Source: www.pacersdigest.com
Author: Peter Vecsey
Donnie Walsh asked me not to make a big deal of this when I requested permission to break the news . . . so I won’t . . . though, I’m sure we all agree, it is a big deal.
Four days after last June’s draft, the Knicks’ president, 67, entered Memorial Sloan-Kettering Cancer Center and went under the knife for one hour. An uncontrollable 50-year urge to smoke vanished along with the cancerous part of his tongue.
“My doctor says he got it all,” Walsh said. “Luckily, it was caught quickly before it could spread. Numerous pre- and post-op scans of his head and neck concurred it had been contained.
Physically, Walsh is almost back to normal. His mouth remains a little numb and his speech only betrays him when a conversation becomes lengthy.
“It’s like I have marbles in my mouth. But you can’t really tell there’s something missing unless I stick out my tongue.”
“Spare me,” I promptly replied, “I’ll take your word for it.
“Something tells me your French kissing days may be over.”
Consensual gallows humor between New Yorkers who’ve been friends for almost half their adult lives is not only expected but required. Anything to lighten his psychological load is licensed; Donnie’s stare down with mortality admittedly shook him up like the grade-school nuns who habitually harped on the Hereafter.
Two of Donnie’s closest college buddies died in the past three years. Additionally, an inordinately large percentage of his Fordham Prep graduation class has passed away. When informed he had cancer following a routine exam (he experienced no symptoms) upon joining the Knicks, he figured, “Oh, (bleep), now it’s my turn!”
At that edifying moment in early-to-mid June, Walsh promised himself, “If they have to cut my tongue out I’m going to leave New York without telling anybody, fly home to Indianapolis, go straight to my backyard and never come off the property again.”

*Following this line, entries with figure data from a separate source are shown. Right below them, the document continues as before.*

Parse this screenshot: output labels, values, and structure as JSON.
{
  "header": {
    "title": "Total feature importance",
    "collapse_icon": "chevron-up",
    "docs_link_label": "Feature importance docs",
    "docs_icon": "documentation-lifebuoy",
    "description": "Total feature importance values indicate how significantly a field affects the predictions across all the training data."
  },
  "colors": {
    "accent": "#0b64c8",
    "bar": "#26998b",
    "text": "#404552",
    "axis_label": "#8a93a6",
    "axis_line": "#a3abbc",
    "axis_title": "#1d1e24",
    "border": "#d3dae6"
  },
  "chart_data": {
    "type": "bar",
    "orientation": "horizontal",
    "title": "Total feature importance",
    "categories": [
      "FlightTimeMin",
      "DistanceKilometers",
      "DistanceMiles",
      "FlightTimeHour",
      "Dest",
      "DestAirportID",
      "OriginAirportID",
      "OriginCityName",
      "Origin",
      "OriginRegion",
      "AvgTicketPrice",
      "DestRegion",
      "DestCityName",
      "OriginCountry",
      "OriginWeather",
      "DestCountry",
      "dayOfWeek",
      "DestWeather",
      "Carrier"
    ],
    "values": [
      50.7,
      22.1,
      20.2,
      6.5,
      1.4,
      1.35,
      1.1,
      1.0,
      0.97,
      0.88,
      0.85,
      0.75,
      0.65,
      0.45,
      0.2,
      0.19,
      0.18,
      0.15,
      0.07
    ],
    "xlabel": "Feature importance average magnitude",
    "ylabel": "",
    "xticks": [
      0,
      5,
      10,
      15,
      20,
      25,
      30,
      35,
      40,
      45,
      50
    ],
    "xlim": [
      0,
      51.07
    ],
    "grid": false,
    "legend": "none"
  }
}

For the next two weeks, as a succession of tests was conducted and unchained torment messed with his mind, Walsh somehow conducted business as usual:
Following anguished deliberation, Mike D’Antoni was chosen over Mark Jackson to be head coach; there was a proliferation of trade talk that nearly resulted in the Knicks getting a second first round (No. 5) pick; and a procession of prospects were scrutinized before Danilo Gallinari barely edged West Virginia’s Joe Alexander (“I am the strongest man in the draft and I will be the strongest man in the NBA”) and was selected sixth.
The draft was Thursday, June 26. Walsh presided over a press conference the next day. Seventy-two hours later he was out of surgery (“I had one last cigarette that weekend”) with almost his whole tongue intact. Months afterward very few people know anything about his ordeal.
This comes as no surprise, of course, when you consider Walsh kept his somber secret from his wife – we’re talking two to three weeks – until it was practically tip-off for his operation and she barely had time to pack and get to New York from Indiana.
“Judy and I have been married 45 years and sweethearts for 50. I know how stressed out I was. I just didn’t want to worry her,” he explained.
Meanwhile, despite those positive reports, many of Walsh’s friends are worried his long-distance relationship with his wife is making him miserable. Donnie lives by his lonesome in an uptown high rise whereas. Judy cares for their Indy home and two treasured Bouvier dogs.
Walsh doesn’t disagree. “I’m OK during the day when I’m working, you know, just thinking and talking basketball. But when I get home all I do is watch TV in a big freakin’ room. I’m sick all-right, sick of watching TV.”
There’s no getting away from it; Donnie misses his wife and his dogs terribly. “Every night on my way home I see people walking their small dogs and I’m jealous. My dogs never cared whether my team won or lost. Either way I’d sit on my chair and they’d lick my face.”
Not so long ago, Donnie went back to Indy for a three-day weekend. When Judy and Donnie are in their home together they don’t speak all that much. She does her thing, he does his.
“What’s important is I know you’re there,” Donnie told Judy during that last visit. “I can’t tell you what it feels like when you’re not there.”